Can an Aussie icon make the switch to EV? And if it does, will regional Aussies accept it?
As much as we might like to deny it, electric vehicles have long been associated with a latte-sipping, inner-suburbs lifestyle. It’s not anybody’s fault, we aren’t pointing fingers, but the point remains: EVs just aren’t viable yet for large swathes of regional Australia. The infrastructure hasn’t been built to enable rural Aussies to travel long-range without using a combustion engine. Not to mention EV design thus far has been consistently urban-focused — but that might all be about to change.
Tesla fans were greeted last month by a surprise teaser for a “cyberpunk truck” at the reveal event for the upcoming Model Y — not that anyone noticed. Elon Musk and his team hid the image so well that none of the attendees picked up on it. Although in their defence, that might be because there’s very little to see:
Most Aussies would scoff at the idea of a “pickup truck” making its way Down Under, but let’s be realistic: there’s a very good chance this will be the closest thing we get to an EV ute for the foreseeable future. That said, we still know almost nothing about it — even which end of it the teaser image is showing. The prevailing theory so far seems to be that the image is aimed at the vehicle’s rear. Reddit user u/waytomuchsparetime created the following projection based on that assumption:
This kind of design is much more like the utes we’re used to seeing, and could potentially sway a large segment of the tradie and ute enthusiast crowd. All that space in the bed could be optimised to hold enough batteries for some serious range potential, and Elon Musk has already hinted that it will dwarf the towing strength of its combustion competition.
But all that is conjecture until we get the full picture (quite literally). The full reveal of Tesla’s “cyberpunk truck” is expected to take place later this year and should answer most questions. For a more concrete example right now, we can look to the electric Ford F-150 prototype sighted in the US last week:
Once again, this is clearly a test vehicle and hasn’t even been announced, but the evidence seems to suggest that Ford are seriously considering an electric variant for their US pickup trucks. This would suggest the possibility of a corresponding EV ute making its way here sometime in the next few years. But would it be worth it?
I can hear the cries now: “Aussies will never buy an electric ute!” “Diesel or no deal!” And yes, we do have to concede that a portion of the Australian population remain principally opposed to buying an EV, particularly in rural areas. However there are a few criteria that, if met, could persuade even the most passionate Big Engine adherent: price and practicality.

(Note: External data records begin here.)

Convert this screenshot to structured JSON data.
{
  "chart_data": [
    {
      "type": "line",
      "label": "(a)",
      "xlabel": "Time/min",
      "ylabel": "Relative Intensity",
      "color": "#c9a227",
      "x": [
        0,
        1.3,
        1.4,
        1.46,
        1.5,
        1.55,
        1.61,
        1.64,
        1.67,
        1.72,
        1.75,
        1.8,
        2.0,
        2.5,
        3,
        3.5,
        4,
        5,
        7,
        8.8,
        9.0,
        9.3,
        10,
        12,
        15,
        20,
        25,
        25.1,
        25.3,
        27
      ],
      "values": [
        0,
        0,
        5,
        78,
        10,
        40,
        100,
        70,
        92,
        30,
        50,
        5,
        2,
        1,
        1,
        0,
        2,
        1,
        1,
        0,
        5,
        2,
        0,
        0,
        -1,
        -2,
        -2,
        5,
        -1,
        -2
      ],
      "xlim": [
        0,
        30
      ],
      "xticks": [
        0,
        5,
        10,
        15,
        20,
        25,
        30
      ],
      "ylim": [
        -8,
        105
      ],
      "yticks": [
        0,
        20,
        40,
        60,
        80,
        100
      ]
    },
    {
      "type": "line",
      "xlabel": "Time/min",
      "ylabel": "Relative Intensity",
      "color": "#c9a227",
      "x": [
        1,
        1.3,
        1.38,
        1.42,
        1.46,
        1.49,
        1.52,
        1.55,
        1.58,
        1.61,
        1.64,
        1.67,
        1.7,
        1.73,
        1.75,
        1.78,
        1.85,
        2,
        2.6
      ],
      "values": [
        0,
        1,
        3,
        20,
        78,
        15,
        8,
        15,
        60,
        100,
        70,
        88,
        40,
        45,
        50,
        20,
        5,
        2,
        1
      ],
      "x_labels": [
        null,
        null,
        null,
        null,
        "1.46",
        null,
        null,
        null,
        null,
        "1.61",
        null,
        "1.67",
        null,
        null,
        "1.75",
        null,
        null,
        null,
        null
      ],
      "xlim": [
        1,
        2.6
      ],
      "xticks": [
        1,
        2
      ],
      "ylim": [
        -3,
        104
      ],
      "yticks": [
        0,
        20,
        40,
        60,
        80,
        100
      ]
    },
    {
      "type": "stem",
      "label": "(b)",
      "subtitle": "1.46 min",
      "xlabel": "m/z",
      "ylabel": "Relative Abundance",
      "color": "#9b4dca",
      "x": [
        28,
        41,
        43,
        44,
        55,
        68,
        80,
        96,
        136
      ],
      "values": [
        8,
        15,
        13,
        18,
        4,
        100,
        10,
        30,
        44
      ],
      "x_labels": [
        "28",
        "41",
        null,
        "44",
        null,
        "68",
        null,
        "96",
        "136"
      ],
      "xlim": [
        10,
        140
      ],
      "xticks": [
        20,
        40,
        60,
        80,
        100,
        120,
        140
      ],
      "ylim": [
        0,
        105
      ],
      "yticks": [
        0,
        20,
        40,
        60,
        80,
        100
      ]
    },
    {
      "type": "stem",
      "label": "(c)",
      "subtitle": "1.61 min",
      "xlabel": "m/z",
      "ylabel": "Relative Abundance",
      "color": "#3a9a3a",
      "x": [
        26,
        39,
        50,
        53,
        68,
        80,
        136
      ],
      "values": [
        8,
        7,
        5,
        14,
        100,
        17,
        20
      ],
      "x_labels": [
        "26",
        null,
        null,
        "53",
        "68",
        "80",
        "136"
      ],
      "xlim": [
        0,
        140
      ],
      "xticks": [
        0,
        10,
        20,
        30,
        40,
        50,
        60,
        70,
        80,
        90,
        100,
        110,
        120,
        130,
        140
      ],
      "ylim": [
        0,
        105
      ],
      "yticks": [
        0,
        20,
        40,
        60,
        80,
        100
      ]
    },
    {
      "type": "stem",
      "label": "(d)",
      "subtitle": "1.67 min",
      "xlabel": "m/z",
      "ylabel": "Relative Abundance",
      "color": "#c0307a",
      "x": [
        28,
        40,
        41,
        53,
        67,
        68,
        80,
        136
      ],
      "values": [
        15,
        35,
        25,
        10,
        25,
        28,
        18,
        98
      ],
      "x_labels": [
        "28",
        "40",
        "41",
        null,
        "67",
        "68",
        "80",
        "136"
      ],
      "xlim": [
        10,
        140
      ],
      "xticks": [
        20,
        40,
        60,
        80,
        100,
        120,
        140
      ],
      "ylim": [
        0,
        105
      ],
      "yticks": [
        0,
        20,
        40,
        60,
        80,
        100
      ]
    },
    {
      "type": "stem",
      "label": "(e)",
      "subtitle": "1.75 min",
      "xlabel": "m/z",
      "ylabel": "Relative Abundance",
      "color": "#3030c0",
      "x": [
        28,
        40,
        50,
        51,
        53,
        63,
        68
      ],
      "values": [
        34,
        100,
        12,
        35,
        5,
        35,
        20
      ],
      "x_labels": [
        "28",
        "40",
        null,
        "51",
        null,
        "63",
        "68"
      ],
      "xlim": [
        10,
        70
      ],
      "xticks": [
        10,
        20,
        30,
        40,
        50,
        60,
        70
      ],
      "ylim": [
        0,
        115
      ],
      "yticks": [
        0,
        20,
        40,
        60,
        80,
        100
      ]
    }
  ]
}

First of all: price. This is a big one for Australians regardless of where they live, and that’s unlikely to change. History has shown that EVs will likely remain expensive up-front for several years, but the significant savings on maintenance and on-road costs will make them seriously attractive for regional customers once the vehicles’ range and available infrastructure is up to the task.
The Toyota Landcruiser Prado — one of Australia’s most popular cars for regional customers — requires servicing every 10,000 km’s (or 6 months) and uses 7.9L of diesel per 100 km in ideal conditions. That’s after an already-costly $77,990 RRP, so it’s not hard to see why regional drivers would love the significantly reduced on-road and maintenance costs of an equivalent EV.
EVs also have significant benefits for hard-working vehicles like utes & 4WDs, many of which your average petrolhead is unlikely to know about. Firstly, they deliver 100% of their torque from the get-go, as opposed to the slow buildup experienced by combustion vehicles. This provides enormous potential for towing and carrying heavy loads, something farm & trade vehicles are frequently required to do.
They also provide an advantage specific to workhorse vehicles: weight distribution. Providing adequate bed-space for utes has historically come at the cost of poor traction on the rear wheels; you just can’t fit major combustion components back there without sacrificing significant amounts of space. EV battery packs, however, are extremely dense with a low profile, allowing for positioning below the bed without infringing too far into it.
These are exactly the kind of advantages that common sense Aussies love to see. Our love affair with big diesel engines wasn’t born out of blind masculinity, it came about because they were the best at tackling the challenges of Australian industries and our environment. If EVs can do the same job better, we might just see those old attitudes change.